Gateshead’s Angel of the North was one of the most notable engineering projects on Tyneside since the building of the Tyne Bridge in 1929 and brought a whole new list of superlatives to the world of art.

It is on of the largest sculptures in Britain to date.

It is one of the most viewed pieces of art in the world - seen by more than                            

   one person every second, 90,000 every day or 33 million every year.

It is one of the most famous artworks in the region - over four fifths of

people in the North East had already heard of the Angel of the North before it was built.

Its 54 metre (175 feet) wingspan is bigger than a Boeing 757 or 767 jet and almost the same as a jumbo jet.

It is 20 metres (65 feet) high - the height of a five-storey building or four double decker buses.

The wing height at the body junction is 6.2 metres (6.75 yards).

The ankle cross-section measures 780mm (.78m) by 1400mm (1.4m) or 30.73” (8.5 yards) by 55.16” (15.25 yards).

It weighs 208 tonnes.

The total cost of the Angel was £800,000.

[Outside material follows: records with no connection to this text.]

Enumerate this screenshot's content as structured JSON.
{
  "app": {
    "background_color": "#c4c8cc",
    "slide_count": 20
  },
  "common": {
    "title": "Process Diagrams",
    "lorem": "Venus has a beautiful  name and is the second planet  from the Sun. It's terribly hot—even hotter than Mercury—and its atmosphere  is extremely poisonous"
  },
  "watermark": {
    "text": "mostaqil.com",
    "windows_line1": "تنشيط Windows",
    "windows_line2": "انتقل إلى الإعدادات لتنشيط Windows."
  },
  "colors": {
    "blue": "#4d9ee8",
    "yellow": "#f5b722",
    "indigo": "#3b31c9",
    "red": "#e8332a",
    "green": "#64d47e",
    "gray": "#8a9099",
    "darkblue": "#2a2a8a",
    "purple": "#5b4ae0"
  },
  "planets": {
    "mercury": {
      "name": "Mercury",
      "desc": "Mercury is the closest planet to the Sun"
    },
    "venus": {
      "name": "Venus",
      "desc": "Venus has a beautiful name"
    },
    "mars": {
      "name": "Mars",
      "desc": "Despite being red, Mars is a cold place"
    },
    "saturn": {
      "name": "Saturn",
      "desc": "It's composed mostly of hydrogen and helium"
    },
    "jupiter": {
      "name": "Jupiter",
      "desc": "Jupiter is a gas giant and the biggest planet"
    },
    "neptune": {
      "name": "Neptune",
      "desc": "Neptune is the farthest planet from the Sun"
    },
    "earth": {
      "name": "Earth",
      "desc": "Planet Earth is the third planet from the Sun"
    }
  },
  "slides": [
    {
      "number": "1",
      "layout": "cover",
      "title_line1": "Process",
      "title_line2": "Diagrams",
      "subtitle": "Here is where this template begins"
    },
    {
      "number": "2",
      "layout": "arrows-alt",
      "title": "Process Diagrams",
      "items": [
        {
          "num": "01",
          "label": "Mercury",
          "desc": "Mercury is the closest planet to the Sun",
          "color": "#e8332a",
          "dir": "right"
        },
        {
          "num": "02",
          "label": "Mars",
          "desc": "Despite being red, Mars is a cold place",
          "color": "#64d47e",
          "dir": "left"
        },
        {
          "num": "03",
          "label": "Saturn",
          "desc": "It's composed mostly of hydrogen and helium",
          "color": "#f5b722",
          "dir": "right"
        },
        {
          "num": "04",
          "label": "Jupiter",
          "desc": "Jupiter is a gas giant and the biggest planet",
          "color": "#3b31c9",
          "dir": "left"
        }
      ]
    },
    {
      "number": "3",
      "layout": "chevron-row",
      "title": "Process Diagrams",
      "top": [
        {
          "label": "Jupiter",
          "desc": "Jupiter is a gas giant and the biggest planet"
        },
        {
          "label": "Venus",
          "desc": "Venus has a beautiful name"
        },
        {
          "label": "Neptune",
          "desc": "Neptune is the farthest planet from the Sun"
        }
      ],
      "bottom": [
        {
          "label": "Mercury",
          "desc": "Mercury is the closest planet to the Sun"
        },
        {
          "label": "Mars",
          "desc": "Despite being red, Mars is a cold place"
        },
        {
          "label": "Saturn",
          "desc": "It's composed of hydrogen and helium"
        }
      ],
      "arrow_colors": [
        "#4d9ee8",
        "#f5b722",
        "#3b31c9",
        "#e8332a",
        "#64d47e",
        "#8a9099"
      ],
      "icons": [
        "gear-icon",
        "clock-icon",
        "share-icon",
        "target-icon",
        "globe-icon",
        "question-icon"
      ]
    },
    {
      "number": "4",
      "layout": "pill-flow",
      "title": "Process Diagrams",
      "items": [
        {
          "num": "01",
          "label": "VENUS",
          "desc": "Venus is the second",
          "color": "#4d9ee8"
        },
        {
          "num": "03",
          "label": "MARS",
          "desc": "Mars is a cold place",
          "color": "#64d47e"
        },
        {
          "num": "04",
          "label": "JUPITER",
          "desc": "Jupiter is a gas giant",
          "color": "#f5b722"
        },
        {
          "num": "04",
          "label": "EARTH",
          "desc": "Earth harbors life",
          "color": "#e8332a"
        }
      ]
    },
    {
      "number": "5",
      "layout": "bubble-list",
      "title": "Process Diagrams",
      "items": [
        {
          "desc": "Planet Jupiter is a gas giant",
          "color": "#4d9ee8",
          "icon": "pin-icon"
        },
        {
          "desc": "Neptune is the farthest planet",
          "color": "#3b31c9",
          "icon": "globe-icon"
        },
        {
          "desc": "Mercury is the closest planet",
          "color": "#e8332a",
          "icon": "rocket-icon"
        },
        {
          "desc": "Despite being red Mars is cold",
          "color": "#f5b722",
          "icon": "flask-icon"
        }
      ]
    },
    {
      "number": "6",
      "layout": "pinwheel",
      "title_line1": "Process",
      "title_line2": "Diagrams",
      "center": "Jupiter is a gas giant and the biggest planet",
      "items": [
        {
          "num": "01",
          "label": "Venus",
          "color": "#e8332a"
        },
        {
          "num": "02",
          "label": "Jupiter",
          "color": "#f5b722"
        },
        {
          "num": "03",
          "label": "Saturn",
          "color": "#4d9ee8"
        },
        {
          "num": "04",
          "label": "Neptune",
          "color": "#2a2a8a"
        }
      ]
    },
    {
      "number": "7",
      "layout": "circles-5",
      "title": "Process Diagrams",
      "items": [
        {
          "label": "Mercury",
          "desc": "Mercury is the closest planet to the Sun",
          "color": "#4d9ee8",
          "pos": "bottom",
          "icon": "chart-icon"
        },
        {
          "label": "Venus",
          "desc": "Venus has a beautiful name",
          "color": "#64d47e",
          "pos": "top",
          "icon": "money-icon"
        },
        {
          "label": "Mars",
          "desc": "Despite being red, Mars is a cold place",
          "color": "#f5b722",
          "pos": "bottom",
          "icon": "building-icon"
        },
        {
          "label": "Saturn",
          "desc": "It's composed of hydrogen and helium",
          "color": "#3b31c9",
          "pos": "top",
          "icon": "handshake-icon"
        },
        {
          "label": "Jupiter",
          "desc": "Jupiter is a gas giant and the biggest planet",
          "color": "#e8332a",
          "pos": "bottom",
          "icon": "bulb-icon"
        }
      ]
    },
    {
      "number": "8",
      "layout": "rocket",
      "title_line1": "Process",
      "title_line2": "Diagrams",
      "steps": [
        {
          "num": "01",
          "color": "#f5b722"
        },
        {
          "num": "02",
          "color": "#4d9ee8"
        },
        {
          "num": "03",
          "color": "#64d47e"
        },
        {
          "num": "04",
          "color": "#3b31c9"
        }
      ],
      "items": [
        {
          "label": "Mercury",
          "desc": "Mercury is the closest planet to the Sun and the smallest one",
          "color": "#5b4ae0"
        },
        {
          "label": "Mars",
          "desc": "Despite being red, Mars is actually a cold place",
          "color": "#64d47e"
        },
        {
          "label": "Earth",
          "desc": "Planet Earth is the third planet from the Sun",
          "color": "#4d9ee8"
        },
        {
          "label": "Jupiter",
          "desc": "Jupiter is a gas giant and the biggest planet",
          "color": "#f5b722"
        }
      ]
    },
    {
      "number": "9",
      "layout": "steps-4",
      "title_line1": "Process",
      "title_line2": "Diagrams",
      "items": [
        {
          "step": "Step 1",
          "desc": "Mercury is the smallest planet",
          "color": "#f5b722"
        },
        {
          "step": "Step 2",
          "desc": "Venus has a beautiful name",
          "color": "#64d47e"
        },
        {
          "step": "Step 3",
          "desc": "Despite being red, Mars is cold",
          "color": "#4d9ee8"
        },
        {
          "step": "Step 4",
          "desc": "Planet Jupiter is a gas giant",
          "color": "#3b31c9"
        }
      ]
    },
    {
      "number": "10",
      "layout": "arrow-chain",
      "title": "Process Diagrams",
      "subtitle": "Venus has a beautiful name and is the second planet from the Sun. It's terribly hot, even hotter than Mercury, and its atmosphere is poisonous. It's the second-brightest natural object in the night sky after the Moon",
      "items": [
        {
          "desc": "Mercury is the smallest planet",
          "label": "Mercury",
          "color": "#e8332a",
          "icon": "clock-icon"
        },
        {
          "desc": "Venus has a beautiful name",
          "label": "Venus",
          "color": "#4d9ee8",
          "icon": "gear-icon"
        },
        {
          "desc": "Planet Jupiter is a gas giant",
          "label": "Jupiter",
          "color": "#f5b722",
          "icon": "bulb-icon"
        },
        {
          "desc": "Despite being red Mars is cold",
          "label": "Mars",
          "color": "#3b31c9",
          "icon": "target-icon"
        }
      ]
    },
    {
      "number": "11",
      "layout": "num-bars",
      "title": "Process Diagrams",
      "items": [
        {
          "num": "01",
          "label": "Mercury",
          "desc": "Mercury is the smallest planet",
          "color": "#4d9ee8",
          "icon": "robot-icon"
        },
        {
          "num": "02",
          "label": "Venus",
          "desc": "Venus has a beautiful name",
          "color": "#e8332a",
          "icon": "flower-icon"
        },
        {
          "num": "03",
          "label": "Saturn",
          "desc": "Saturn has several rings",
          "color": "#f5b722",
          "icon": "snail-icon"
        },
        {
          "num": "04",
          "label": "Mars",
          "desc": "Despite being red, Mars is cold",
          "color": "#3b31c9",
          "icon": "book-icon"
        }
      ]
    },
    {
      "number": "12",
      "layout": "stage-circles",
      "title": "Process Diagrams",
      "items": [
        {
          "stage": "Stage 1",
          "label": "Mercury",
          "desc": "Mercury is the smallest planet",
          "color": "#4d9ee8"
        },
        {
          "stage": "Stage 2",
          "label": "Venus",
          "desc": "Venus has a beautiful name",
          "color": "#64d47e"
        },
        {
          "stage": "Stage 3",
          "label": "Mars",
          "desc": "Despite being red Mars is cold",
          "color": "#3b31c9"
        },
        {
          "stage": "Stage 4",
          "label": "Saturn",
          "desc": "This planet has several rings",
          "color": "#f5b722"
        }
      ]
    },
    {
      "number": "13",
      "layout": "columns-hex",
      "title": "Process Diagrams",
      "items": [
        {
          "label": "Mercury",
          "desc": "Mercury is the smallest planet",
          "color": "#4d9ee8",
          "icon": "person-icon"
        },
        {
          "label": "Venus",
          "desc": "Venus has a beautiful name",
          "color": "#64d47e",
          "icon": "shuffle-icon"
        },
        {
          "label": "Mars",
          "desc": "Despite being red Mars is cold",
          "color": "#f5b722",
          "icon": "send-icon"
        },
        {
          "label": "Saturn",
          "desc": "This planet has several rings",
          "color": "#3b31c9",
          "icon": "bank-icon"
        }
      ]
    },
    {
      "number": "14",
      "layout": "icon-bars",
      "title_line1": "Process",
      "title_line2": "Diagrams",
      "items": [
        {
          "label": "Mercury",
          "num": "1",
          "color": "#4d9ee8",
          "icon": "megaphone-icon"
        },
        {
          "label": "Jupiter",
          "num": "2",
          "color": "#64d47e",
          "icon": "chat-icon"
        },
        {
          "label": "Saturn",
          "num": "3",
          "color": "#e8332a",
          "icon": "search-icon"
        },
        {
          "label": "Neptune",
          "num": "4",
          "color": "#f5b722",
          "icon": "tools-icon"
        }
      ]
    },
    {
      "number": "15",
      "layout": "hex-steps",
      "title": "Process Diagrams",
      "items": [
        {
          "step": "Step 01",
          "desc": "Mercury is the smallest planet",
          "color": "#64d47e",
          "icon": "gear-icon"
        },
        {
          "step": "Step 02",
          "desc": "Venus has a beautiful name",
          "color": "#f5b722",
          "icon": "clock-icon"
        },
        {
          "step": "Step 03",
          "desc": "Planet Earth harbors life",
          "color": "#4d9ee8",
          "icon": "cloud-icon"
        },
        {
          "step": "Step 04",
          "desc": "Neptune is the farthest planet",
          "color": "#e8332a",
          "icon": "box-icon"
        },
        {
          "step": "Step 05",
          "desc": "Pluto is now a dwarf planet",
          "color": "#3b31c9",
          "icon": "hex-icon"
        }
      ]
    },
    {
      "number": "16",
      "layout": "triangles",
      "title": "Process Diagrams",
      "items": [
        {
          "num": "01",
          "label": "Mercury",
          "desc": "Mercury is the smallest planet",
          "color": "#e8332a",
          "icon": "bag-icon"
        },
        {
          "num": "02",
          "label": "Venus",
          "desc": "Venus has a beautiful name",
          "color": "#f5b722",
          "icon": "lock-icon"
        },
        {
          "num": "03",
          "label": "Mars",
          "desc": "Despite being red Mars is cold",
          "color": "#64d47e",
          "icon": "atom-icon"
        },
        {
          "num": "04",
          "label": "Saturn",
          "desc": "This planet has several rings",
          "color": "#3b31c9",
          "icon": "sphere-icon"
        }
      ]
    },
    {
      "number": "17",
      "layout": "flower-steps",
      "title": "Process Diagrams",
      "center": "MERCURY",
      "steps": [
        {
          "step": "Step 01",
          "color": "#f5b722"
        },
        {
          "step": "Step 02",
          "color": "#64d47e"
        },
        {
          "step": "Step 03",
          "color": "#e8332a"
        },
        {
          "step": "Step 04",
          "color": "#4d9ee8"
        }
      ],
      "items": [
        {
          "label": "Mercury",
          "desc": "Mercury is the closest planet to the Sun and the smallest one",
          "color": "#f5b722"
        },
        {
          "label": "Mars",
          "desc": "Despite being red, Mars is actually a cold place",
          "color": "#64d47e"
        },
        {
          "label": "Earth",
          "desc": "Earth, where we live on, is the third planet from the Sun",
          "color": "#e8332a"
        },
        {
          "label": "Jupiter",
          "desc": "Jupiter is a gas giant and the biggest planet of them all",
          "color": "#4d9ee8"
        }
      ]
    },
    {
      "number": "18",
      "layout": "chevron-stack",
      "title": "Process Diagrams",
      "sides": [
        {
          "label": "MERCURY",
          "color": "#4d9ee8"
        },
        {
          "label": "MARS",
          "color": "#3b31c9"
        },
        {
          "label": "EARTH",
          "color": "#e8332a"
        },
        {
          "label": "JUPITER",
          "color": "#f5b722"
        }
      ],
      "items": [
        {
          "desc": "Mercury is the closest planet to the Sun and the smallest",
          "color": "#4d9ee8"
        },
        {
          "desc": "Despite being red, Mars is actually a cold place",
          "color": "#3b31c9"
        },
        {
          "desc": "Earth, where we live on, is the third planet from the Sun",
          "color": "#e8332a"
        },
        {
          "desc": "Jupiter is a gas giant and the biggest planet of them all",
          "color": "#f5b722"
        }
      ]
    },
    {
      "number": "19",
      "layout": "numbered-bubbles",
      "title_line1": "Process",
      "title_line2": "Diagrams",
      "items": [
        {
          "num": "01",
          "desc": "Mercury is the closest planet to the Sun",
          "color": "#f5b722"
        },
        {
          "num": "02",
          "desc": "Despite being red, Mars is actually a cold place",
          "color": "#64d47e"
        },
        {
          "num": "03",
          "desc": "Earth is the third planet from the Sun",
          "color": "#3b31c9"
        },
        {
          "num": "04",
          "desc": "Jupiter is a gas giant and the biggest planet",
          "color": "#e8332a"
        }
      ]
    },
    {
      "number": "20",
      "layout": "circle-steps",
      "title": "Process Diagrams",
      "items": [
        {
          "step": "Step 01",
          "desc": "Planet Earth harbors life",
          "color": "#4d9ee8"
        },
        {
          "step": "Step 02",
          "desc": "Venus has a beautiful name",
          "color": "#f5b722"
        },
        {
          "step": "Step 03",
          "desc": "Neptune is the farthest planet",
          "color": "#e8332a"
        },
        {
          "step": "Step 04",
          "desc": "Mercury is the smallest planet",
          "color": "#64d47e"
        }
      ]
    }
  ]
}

It will last for more than 100 years.

It withstands winds of more than 100 miles per hour.

It is situated geographically at latitude 54.58 degrees North and longitude 1.35 degrees West.

Beneath the ground, 700 tonnes of concrete and 32 tonnes of reinforcing steel were used in the foundations extending down 20 metres (65 feet) anchoring it to the solid rock beneath.

It is made of weather resistant cor-ten steel (a steel invented for building bridges and now used where extra strength is needed without adding unduly to structural weight). It also contains a small amount of copper, which in time will form a patina on the surface.